[perfmon2] Nehalem LATENCY_ABOVE_THRESHOLD
Status: Beta
Brought to you by:
seranian
From: Zoltán M. <zol...@in...> - 2010-07-26 14:51:26
|
Hi Stephane, I tried the pebs-ll sampling module of pfmon for the Intel Nehalem and the results I get are a bit unexpected. I sampled some programs using the following command: pfmon --smpl-module=pebs-ll -e MEM_INST_RETIRED:LATENCY_ABOVE_THRESHOLD --ld-lat-threshold=64 --long-smpl-periods=500 --short-smpl-periods=250 --pebs-ll-dcmiss-reasons --with-header <my_program> I thought that by setting the threshold to 64, mostly L3 misses will be sampled (reason 0xA to 0xD). However, only around 10% of the samples I obtained list L3 misses as the source of the sampled instruction.
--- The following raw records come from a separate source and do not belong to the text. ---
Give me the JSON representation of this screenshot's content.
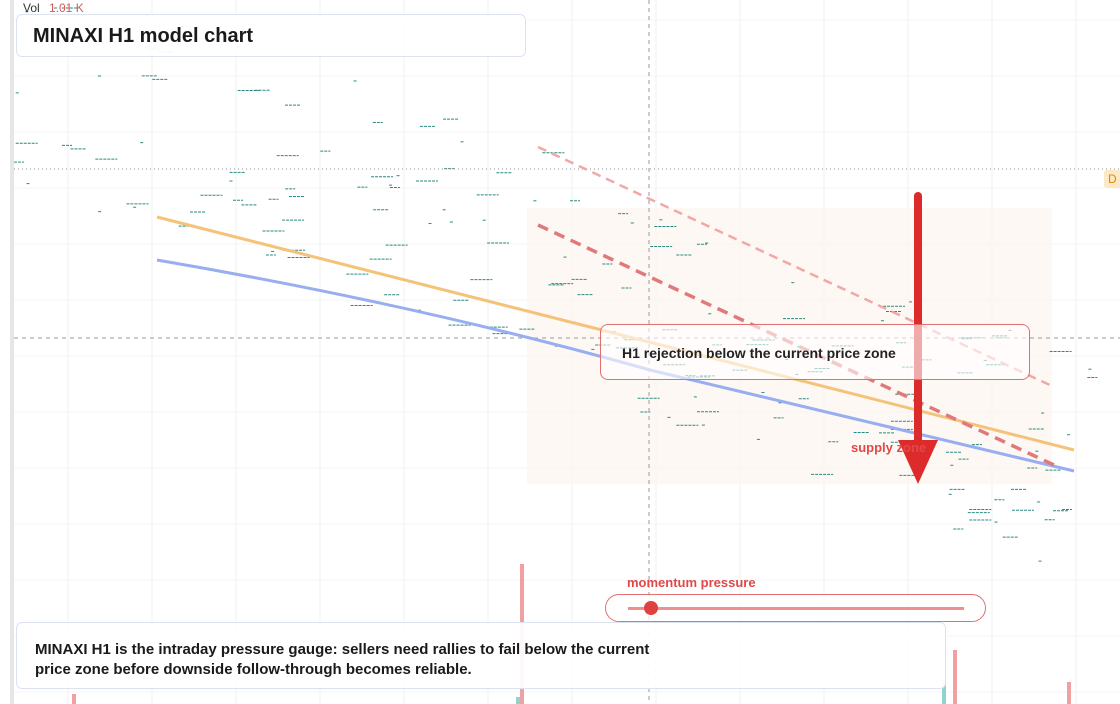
{
  "header": {
    "vol_label": "Vol",
    "vol_value": "1.01 K",
    "title": "MINAXI H1 model chart"
  },
  "badge": "D",
  "annotations": {
    "rejection": "H1 rejection below the current price zone",
    "zone": "supply zone",
    "gauge": "momentum pressure"
  },
  "caption": "MINAXI H1 is the intraday pressure gauge: sellers need rallies to fail below the current price zone before downside follow-through becomes reliable."
}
The remaining 90% of the samples is mostly caused by reasons 0x1 to 0x4 (L1 hits, pending L2 hits, L2 hits and L3 hits). These events should normally have a latency less than 64 cycles so they should have been filtered by the threshold value I initially set. If I set the latency to 128 and decrease the sampling interval, the percentage of L3 misses increases to around 30%, but on-chip cache hits still don't disappear. Do you have any idea why this anomaly occurs? Many thanks. Best regards, Zoltan |